Both books are beautifully produced, the birdman’s wife in particular; it’s a hardback, the end papers including some of Elizabeth Gould’s finest illustrations.

Comments:
  • A very interesting pair of books, and what beautiful covers!

    November 15, 2016 — 0:55
  • admin

    Thanks for your comment, Gert. Yes they are!

    November 15, 2016 — 1:49
  • Great review Dorothy – which I’ve read in full via your link. It can be tricky to write a double review, and I like how you’ve done it, particularly your neat segue from one to the other and then returning to the comparison between the two males at the end. It sounds like you’d recommend the Ashley over the Church.

    I had a little laugh at “Elizabeth’s brother, Charles, is working for him as a stuffer.” My initial reaction was that this was a typo for “staffer” (which would not have been a period-appropriate term of course) but then immediately realised you did indeed mean “stuffer”. The jobs people have!

    Oh, and I do love how Lady Jane Frankin keep popping up in 19th century stories. I think I’ve lost count of the number of places she pops up. Such an interesting and influential woman.

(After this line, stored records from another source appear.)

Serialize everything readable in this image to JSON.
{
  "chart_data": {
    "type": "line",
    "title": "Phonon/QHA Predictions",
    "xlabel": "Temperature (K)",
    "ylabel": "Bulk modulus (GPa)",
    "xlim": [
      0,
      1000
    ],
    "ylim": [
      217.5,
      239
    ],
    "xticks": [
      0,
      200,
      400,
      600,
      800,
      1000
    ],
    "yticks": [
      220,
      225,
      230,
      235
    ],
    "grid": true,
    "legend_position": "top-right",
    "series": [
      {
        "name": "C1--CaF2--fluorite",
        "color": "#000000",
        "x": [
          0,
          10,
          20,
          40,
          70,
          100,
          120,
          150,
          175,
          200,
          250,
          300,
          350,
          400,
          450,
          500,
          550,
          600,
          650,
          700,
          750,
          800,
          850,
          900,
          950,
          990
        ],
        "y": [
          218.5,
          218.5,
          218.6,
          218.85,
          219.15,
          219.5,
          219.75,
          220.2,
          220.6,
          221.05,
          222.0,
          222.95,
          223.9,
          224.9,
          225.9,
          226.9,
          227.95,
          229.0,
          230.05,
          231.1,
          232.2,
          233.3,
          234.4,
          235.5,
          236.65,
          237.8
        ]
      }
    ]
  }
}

    November 16, 2016 — 0:11
  • admin

    Thanks, WG. Oh dear, I suppose I should have explained ‘stuffer’. It’s hard when you’ve only got 700 words for two largish novels: one reason why I think reviews such as yours are often more satisfying than newspaper ones. And yes, I would recommend the Ashley novel over the one by Elizabeth Church; not because ‘The Atomic Weight of Love’ is badly written, or the topic uninteresting. But there’s a wealth of loving care gone into ‘the birdman’s wife’ – not to mention the historical research!

    And on the subject of Lady Franklin – have you read a whole book specifically about her? I’m sure there must be some.

    November 16, 2016 — 0:51
    • Oh dear, Dorothy, I didn’t get notification that you’d responded and have just come here idly to see what your were up to and saw this response!

      I understand completely re 700 word limits and what that means – and I did work out was stuffer was pretty quickly. Sometimes I think it would be good if I were forced to limit my reviews to something a little shorter as I’m sure I try some readers’ patience, but then I always want to explore so many things.

      As for Lady Franklin. Yes, I’ve read Adrienne Eberhard’s Jane, Lady Franklin, which for some reason I didn’t write up on my blog. I thought I had. It’s a verse collection written in her voice. There are others including one I have but haven’t read, Alison Alexander’s The ambitions of Jane Franklin. It won the National Biography Award around three years ago.